The elderly man who scanned my purchases at Target this week concluded our brief interaction with the valediction "merry Christmas!"
There was just a touch of mischief in his voice; he seemed to delight in saying the phrase, especially as an employee of a corporation known for its progressive politics.
It seems that President Donald Trump would approve. He has alternately attracted scorn and approbation from the likely places for pointedly including the traditional greeting in public statements and encouraging others — especially retail workers — to do so as well.
In fact, at an event in Utah, Trump recently declared that Christmas is "bigger and better than ever" on his watch.
On one hand, this attempt to politically capitalize on Christmas is simply part of the president's cynical and ham-handed pantomiming of Christian politics. But it also emerges from a view of the way personal interactions are supposed to work that Trump imports from his particular brand of business experience.
If, as the president seems to think, nearly every interaction and relationship is defined by antagonistic negotiation, then sensitivity to the emotions and desires of others is at best superfluous and at worst a childish and counterproductive vice.
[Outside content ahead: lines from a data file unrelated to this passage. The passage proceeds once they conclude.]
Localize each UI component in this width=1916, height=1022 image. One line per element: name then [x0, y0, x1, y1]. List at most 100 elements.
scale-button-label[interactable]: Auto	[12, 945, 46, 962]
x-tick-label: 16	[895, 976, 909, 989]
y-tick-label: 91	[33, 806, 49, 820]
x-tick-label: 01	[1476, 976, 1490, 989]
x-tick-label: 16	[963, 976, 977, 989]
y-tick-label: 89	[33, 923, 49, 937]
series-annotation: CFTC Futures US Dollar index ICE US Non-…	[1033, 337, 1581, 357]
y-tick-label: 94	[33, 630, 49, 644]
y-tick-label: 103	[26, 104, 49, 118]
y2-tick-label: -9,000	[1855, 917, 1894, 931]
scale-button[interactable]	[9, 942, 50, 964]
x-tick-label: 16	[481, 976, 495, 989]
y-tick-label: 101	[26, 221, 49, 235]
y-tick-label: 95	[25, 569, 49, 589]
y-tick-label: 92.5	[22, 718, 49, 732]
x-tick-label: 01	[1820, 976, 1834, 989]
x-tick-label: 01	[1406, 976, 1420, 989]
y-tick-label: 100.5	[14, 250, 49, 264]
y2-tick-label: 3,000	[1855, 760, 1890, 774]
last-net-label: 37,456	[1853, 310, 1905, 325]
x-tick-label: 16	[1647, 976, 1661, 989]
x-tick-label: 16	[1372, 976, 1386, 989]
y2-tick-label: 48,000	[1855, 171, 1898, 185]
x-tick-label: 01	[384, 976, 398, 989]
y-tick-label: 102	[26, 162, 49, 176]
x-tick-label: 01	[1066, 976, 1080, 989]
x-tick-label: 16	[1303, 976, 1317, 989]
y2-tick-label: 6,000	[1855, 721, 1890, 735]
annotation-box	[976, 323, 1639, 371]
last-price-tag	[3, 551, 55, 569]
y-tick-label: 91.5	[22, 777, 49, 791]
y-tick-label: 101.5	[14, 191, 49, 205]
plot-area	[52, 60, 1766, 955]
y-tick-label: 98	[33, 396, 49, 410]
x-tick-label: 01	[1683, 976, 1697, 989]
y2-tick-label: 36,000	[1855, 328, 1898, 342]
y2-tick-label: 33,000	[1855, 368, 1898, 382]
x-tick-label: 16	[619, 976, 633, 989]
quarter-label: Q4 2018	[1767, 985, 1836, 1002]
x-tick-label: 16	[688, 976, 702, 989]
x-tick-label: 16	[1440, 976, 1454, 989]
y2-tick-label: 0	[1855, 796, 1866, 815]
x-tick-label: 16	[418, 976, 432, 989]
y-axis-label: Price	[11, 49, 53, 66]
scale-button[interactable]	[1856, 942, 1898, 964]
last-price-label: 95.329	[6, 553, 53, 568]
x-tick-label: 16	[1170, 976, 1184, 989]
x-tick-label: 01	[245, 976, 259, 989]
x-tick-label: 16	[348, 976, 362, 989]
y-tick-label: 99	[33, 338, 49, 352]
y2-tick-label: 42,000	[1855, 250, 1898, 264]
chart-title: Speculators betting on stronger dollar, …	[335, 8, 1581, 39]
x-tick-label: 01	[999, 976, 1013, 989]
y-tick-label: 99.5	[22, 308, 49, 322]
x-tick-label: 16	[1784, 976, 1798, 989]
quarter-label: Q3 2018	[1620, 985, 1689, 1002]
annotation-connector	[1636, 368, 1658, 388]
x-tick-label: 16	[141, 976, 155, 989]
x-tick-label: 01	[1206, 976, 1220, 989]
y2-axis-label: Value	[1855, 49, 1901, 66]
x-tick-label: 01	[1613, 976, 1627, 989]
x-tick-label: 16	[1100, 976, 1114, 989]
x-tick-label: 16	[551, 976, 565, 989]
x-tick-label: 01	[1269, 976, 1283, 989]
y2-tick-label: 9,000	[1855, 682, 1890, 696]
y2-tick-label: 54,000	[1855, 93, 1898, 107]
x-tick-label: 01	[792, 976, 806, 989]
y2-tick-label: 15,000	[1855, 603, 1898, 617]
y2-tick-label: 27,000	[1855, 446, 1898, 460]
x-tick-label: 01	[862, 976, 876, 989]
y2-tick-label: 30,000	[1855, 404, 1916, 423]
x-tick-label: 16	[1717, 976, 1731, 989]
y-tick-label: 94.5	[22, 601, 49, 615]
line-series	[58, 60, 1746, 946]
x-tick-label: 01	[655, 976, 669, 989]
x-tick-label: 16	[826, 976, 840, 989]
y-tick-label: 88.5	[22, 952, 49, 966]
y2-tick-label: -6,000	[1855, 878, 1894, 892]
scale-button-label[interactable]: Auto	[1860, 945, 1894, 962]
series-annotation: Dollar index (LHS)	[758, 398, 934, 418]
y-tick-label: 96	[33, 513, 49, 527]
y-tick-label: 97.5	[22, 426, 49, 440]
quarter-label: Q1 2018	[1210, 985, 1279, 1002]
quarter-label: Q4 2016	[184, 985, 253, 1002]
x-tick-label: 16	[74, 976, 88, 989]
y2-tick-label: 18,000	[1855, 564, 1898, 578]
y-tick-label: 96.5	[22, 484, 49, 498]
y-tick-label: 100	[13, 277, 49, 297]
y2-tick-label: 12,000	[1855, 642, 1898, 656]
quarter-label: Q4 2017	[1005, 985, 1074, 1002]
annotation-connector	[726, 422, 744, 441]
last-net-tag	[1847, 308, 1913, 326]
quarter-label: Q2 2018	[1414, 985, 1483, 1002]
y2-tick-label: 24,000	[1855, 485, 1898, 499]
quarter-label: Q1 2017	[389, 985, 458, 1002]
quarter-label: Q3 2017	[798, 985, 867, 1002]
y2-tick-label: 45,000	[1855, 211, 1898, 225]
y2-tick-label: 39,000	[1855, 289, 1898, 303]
Now, I don't actually think that there has ever been a huge cohort of people out there who are gravely offended by hearing the words "merry Christmas." The politicization of holiday greetings has been a particularly silly proxy battle in the culture wars. It has been useful to both sides to pretend that mentioning the dominant winter holiday makes large numbers of marginalized people/adolescent snowflakes feel unwelcome, even if few ever express any real discomfort with it either way.
Yet Trump's method of engaging in this battle seems calculated to reify the mythical conflict. For the president, the traditional Christmas greeting is valuable not as a sharing of the glad tidings of the savior's birth, but only as a kind of rhetorical weapon whose purpose is to offend others' sensitivities — to be "politically incorrect," as the intolerable cliché goes.